A due anni di distanza dal precedente “Killing The Dragon” torna sul mercato Ronnie James Dio partorendo il disco numero dieci della sua carriera solistica. Separatosi dal compagno di tante avventure, il bassista Jimmy Bain, il Nostro ha reclutato per questo importante traguardo il chitarrista Craig Goldy (ex Giuffria, e già presente in “Dream Evil” e “Magica”), il batterista Simon Wright (ex UFO e AC/DC), il tastierista Scott Warren (ex Keel) e il bassista Jeff Pilson (ex Dokken), subito sostituito per il tour dall’altrettanto celebre Rudy Sarzo (ex Ozzy Osbourne, Quiet Riot, Whitesnake).
Con simili nomi a supporto della sua divina ugola la speranza di ottenere finalmente da Dio un disco capace di annichilire ogni incauto denigratore della nostra amata musica senza andare necessariamente a pescare dagli scaffali degli anni ’80 era alta, ma così purtroppo, ancora una volta, non è.

“Master Of The Moon” è un disco che non si schioda di una virgola dal classico schema a cui Dio ci ha abituato negli anni, un disco cioè di heavy dalle solite tipiche caratteristiche (primo pezzo frenetico ed arrembante a la “We Rock” o “Stand Up And Shout”, titletrack a seguire, alternanza sistematica di granitici midtempo ora epici ora “oscuri”, buoni riff e assoli, etc), eseguito naturalmente in maniera magistrale (e con quel popò di gente ci mancherebbe altro), registrato in maniera impeccabile, ma caratterizzato questa volta più che mai da un songwriting discontinuo, a tratti ripetitivo e decisamente poco brillante, che strappa al sottoscritto una risicatissima sufficienza solo grazie alle meravigliose ed inossidabili doti canore che madre natura ha donato all’intramontabile frontman.

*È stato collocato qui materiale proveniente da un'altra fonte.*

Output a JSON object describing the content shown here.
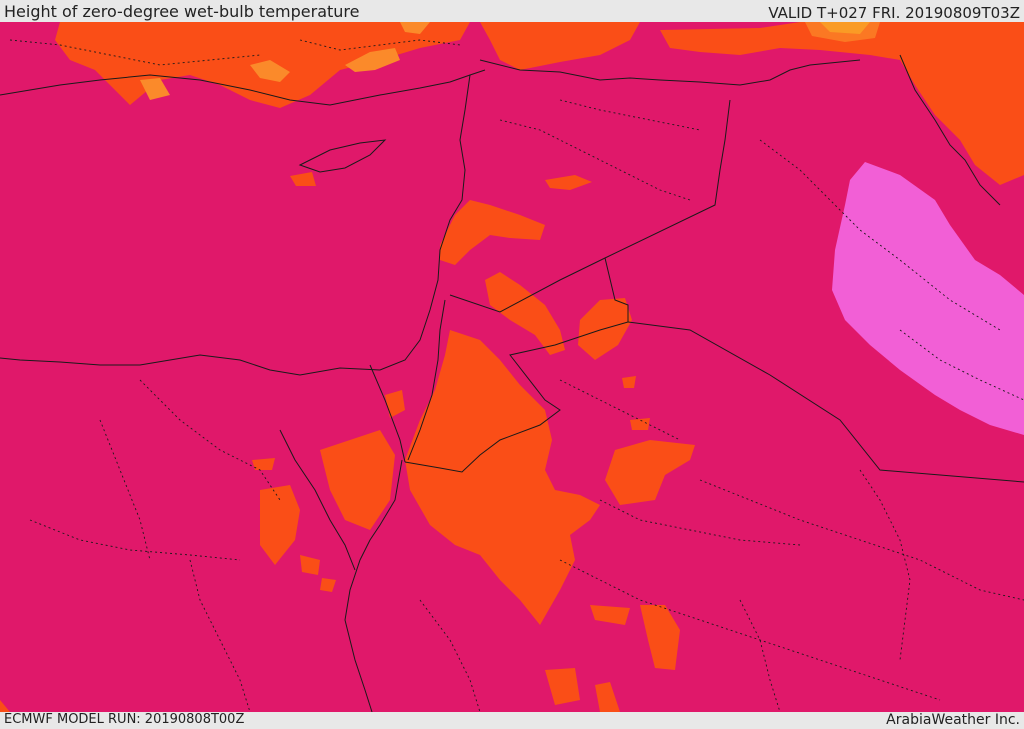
{
  "header": {
    "title": "Height of zero-degree wet-bulb temperature",
    "valid": "VALID T+027 FRI. 20190809T03Z"
  },
  "footer": {
    "model_run": "ECMWF MODEL RUN: 20190808T00Z",
    "credit": "ArabiaWeather Inc."
  },
  "colors": {
    "base": "#e0186a",
    "level_orange": "#fa4e17",
    "level_light_orange": "#fb8a2a",
    "level_yellow": "#f8c21c",
    "level_pink": "#f25fd6",
    "boundary": "#1a1a1a"
  }
}
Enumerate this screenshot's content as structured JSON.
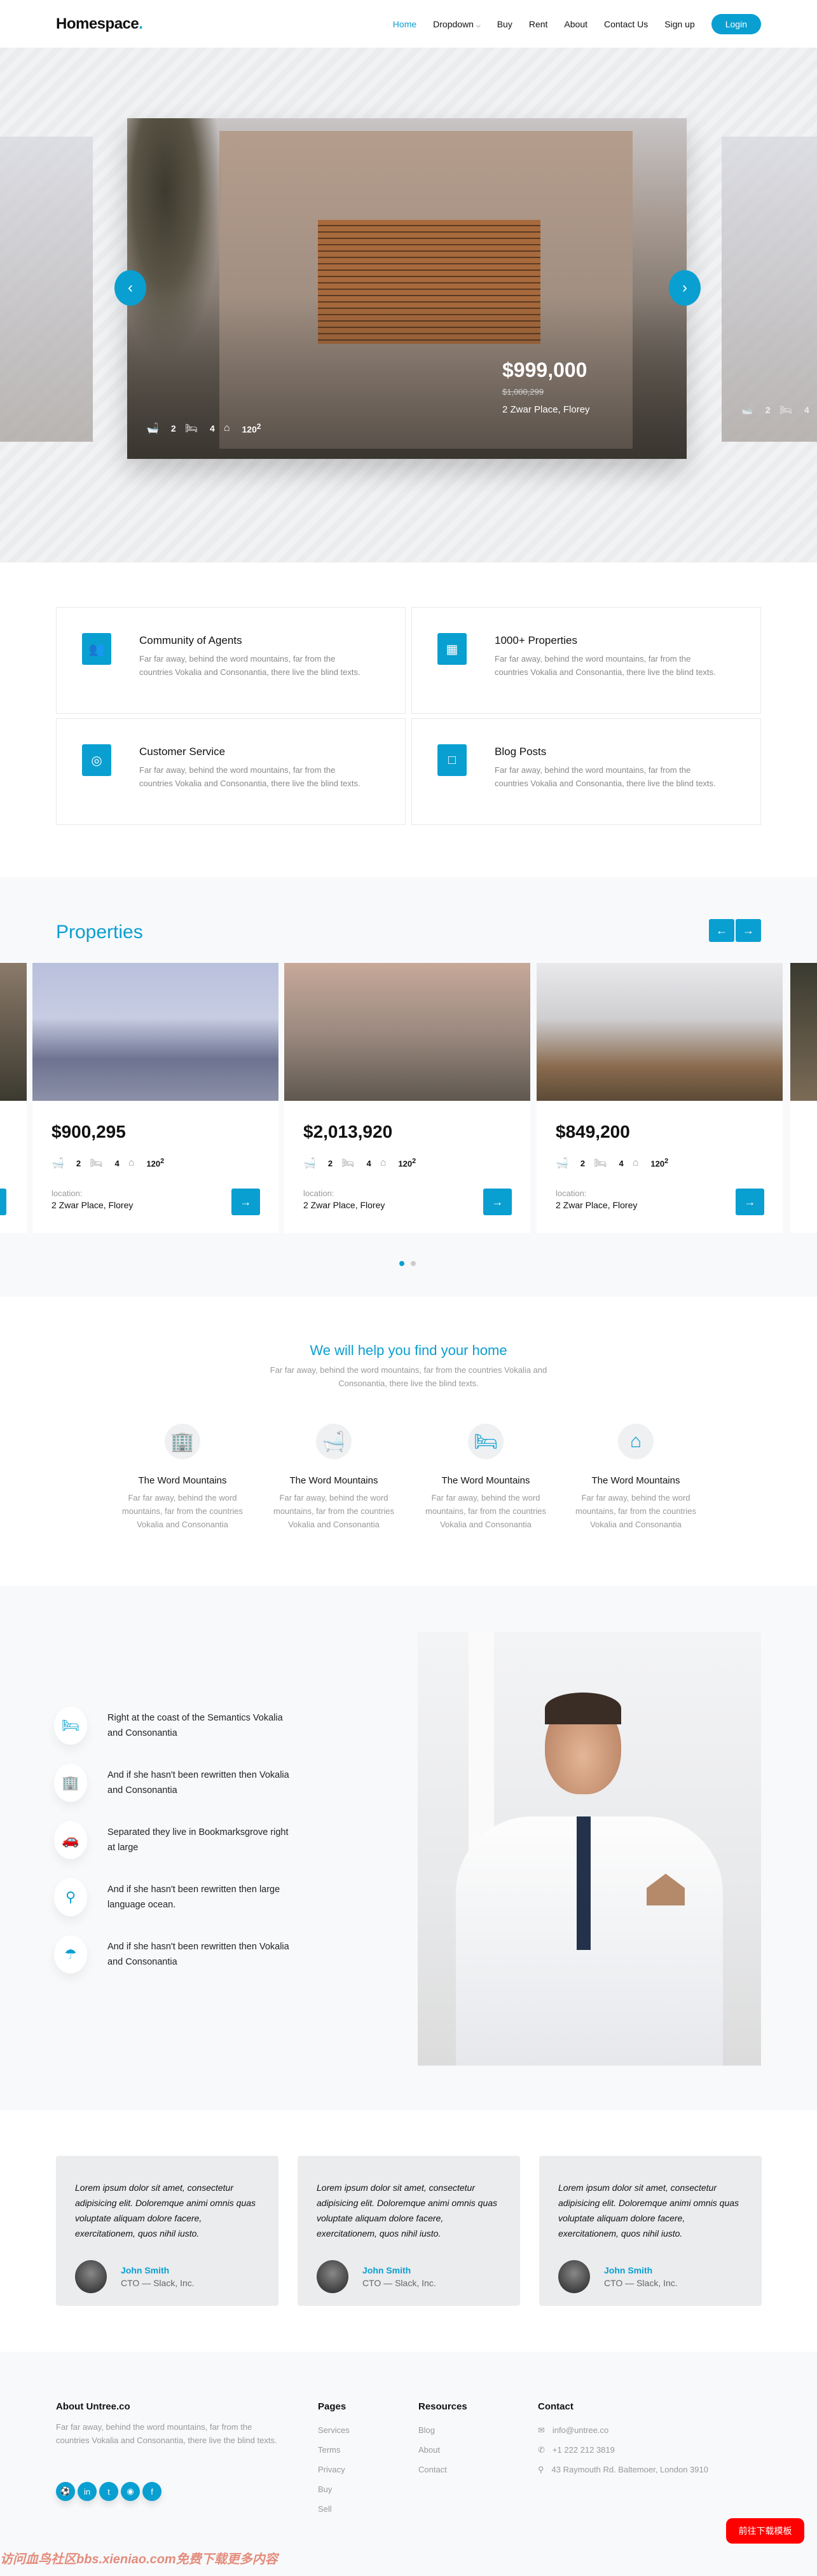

Nell’otto volante del disco, oltre all’iniziale e convincente “One More For The Road”, si salvano la graffiante “The End Of The World”, dal riffing tipicamente AC/DC-iano, la più moderna ma troppo tirata per le lunghe “The Eyes” (provate ad ascoltare l’ultimo minuto senza premere il tasto per passare al brano successivo) e la conclusiva “In Dreams”, troppo poco incisivo tutto il resto, troppo anonimo e banale (escludendo la voce naturalmente), perfino monotono, tant’è che mi sono ritrovato ad aspettare il chorus di “Master Of The Moon” in “The Man Who Would Be King”…

Se già avevate rinunciato ai fasti dei primi due album scordatevi adesso l’energia e la convinzione che almeno quasi sempre si respirava nei dischi di Dio, e se già “Killing The Dragon” vi aveva deluso passate oltre, se ci riuscite. Consigliato, peraltro inutilmente per la sua stessa qualifica, solo ad un incrollabile die hard fan.